What happens when eosinophil control is bypassed in late allergic responses?

  • part of type I/immediate hypersensitivity late effector phase
  • IL-5 produced by early Th2 cells and by mast cells activates:
    • eosinophils
    • eosinophil production by bone marrow
  • eosinophils are then attracted to and infiltrate tissues (inflamatory chemokines from epithelial cells)
  • activation in tissues:
    • release toxic granules
    • upregulate FceRIs, boosting IgE binding and tf activation and degranulation (increased sensitivity, decreased threshold)

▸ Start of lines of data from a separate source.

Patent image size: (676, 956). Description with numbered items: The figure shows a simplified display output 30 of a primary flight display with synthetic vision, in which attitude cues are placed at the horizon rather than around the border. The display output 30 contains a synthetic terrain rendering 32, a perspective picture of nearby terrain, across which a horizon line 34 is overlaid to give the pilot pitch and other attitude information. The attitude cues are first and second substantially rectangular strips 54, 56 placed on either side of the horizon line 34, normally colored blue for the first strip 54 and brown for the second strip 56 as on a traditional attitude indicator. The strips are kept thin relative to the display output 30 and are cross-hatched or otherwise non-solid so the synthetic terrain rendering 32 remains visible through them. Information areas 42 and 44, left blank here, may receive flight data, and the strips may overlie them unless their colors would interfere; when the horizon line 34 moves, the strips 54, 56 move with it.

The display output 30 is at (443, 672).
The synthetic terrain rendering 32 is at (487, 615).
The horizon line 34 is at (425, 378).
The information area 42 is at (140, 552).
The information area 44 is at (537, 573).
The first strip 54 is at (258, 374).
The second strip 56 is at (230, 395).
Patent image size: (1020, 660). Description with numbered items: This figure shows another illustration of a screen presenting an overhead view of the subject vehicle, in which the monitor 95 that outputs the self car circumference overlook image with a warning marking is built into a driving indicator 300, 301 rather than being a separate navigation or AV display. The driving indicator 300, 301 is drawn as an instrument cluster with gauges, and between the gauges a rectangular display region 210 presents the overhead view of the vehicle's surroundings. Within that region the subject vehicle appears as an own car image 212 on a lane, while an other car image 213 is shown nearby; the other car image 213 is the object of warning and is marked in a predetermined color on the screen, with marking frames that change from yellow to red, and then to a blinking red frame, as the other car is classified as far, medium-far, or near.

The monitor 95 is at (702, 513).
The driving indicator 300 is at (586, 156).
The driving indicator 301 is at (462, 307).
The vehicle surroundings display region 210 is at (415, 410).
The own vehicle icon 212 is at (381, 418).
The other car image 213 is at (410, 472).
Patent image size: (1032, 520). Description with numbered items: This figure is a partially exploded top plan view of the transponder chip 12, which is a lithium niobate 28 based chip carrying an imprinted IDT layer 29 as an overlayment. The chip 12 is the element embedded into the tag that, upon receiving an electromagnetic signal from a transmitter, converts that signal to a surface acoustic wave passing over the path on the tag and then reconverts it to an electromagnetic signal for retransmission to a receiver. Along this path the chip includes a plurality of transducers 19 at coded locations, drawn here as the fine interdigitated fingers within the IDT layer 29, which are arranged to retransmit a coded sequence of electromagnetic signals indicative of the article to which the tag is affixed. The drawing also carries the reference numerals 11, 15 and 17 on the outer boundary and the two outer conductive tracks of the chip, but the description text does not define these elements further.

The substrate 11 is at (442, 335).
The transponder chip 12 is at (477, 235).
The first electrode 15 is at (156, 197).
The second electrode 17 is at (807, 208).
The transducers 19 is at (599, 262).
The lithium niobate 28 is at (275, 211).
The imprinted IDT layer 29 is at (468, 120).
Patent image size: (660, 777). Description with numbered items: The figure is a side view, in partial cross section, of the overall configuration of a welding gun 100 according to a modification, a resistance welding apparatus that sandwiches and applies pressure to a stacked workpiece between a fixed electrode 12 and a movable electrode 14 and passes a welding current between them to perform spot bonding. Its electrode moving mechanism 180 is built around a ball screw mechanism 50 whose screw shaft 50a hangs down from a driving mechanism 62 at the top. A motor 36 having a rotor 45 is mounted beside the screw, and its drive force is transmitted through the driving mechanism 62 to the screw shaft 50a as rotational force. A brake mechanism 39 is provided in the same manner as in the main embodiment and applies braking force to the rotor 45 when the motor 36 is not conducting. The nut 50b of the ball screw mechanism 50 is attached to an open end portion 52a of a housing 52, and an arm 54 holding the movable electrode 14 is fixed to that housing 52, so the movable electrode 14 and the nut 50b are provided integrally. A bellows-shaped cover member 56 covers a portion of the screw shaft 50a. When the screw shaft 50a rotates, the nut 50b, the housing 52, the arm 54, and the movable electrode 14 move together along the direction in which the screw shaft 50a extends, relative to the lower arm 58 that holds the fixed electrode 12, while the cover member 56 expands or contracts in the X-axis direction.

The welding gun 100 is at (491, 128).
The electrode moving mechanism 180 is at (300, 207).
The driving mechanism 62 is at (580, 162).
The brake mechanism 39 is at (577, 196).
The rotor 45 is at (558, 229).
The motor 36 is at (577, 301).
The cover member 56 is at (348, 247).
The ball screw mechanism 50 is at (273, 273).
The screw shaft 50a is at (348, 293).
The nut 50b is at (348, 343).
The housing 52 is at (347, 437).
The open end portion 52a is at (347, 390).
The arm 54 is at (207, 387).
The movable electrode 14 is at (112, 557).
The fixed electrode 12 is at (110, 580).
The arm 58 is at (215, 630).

What are some symptomatic allergy treatements?

these are non-antigen specific treatments

  • adrenaline/epinephrine in anaphylaxis
  • inhaled B-aR agonists in asthma
  • antihistamines for hives, allergic rhinitis
  • corticosteroids


What is immunotherapy or desensitization?

  • administration of increasing doses of allergen to achieve tolerance
  • induces T-cell tolerance by:
    • -allergen-induced proliferation
    • switch from Th2 response to Th1 response (leads to deviation of secreted cytokines)
    • switch T cells to kill themselves
    • production of Treg cells to control Th2 cells
  • new research is targeting basophils and eosinophils


What are the feautres of delayed type/type IV hypersensitivity?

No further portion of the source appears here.